3.4.- Infine, va ulteriormente ribadito, quanto agli invocati rapporti familiari, che non può trovare favorevole ingresso nel giudizio di bilanciamento la prevalenza della tutela del vincolo familiare, né la nascita di un terzo figlio, in considerazione del fatto che proprio con la sua condotta il ricorrente ha mostrato di non attribuire in passato alcun valore agli affetti più prossimi;
mentre l’intrapreso percorso di riavvicinamento alla famiglia non offre, allo stato, sufficienti elementi atti a riabilitare il ricorrente.

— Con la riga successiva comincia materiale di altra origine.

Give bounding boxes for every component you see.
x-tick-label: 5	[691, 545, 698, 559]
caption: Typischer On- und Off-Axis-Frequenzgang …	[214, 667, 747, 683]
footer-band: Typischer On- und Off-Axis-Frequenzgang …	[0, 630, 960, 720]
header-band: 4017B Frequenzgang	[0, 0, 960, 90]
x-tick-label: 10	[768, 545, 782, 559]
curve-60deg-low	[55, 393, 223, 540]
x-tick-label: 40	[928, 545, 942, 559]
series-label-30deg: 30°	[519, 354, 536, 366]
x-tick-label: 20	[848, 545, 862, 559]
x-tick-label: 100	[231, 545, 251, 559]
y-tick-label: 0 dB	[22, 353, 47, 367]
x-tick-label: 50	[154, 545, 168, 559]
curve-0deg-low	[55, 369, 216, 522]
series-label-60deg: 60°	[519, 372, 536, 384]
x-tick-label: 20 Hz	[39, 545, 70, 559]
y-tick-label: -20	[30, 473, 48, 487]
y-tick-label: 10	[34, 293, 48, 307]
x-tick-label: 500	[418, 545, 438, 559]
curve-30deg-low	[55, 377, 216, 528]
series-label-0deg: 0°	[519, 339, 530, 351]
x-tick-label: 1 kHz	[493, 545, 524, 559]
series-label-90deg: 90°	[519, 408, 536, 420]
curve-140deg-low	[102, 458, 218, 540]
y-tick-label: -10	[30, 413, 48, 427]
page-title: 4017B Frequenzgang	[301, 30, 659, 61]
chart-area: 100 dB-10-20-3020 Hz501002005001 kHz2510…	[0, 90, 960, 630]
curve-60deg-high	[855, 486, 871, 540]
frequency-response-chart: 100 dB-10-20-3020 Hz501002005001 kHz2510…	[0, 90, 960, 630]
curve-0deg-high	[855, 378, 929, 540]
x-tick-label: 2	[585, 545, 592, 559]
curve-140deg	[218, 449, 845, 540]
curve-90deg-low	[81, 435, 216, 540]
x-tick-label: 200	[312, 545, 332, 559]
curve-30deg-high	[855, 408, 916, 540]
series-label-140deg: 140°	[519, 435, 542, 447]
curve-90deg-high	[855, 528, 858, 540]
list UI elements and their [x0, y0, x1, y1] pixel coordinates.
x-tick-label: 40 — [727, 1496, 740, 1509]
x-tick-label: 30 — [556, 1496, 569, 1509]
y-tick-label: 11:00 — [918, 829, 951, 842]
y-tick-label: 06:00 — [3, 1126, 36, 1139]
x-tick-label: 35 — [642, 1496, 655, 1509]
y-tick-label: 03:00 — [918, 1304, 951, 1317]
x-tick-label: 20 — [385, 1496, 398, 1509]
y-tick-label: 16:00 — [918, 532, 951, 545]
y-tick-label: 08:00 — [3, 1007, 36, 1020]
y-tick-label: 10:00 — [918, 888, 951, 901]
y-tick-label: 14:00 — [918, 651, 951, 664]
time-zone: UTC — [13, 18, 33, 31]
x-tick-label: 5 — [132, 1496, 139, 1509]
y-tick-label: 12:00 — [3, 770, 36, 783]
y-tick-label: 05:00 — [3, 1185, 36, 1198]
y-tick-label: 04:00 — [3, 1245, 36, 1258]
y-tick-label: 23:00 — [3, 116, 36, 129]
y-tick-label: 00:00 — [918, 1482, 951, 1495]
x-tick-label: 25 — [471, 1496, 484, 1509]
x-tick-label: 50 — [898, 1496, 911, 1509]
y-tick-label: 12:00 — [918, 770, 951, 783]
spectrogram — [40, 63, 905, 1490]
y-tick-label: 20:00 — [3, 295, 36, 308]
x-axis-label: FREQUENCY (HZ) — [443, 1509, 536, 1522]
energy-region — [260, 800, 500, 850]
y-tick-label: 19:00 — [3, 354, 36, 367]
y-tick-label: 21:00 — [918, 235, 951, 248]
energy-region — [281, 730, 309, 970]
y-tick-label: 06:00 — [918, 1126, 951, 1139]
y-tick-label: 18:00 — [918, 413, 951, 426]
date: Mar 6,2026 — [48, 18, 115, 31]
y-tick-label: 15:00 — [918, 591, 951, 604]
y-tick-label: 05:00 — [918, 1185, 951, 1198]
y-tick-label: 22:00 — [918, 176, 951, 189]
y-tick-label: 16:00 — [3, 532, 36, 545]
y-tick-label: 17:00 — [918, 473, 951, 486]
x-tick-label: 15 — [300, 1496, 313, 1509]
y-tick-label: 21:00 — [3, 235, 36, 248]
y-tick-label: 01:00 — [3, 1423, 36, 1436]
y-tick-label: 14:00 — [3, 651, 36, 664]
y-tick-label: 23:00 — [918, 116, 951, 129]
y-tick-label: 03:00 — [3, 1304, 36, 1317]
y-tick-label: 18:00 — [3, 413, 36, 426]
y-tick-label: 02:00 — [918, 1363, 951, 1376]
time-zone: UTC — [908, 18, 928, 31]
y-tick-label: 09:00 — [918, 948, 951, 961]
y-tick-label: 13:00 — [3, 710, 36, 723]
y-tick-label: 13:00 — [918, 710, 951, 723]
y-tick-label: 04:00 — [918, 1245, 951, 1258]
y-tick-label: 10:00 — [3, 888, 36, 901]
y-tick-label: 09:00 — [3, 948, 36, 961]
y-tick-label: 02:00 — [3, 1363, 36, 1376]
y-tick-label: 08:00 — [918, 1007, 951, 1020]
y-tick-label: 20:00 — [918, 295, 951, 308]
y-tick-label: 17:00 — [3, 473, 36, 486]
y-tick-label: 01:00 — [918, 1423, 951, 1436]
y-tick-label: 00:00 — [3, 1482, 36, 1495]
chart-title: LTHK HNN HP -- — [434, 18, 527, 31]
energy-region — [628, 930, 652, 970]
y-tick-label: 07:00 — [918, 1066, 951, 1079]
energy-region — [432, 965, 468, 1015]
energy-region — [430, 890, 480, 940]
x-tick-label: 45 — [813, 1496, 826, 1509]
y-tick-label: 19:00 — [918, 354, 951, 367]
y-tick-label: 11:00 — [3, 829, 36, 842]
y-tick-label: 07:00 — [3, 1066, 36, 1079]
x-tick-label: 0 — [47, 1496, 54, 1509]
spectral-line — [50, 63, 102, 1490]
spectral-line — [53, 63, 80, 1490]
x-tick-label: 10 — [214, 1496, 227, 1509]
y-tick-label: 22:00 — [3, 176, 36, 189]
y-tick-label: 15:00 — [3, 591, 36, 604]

Come già affermato da questa Sezione “in caso di condanna per reati di particolare gravità, caratterizzati da un comportamento criminale intollerabile per lo Stato che offre ospitalità, la formazione di una famiglia in Italia non può costituire uno scudo o una garanzia assoluta di immunità dal rischio di revoca o di diniego di rinnovo del titolo di soggiorno.” (Consiglio di Stato, Sez. III, 05/06/2020, n.3204 e 4 maggio 2018, n. 2654).

Né miglior sorte può ricevere la considerazione della presenza in Italia del fratello del ricorrente, che non rientra tra i soggetti nei cui confronti è esercitabile il ricongiungimento ai sensi dell’art. 29 T.U.I..

4.- In conclusione, l’appello va respinto.

5.- Nulla in ordine alle spese di giudizio, non essendosi costituite le Amministrazioni intimate.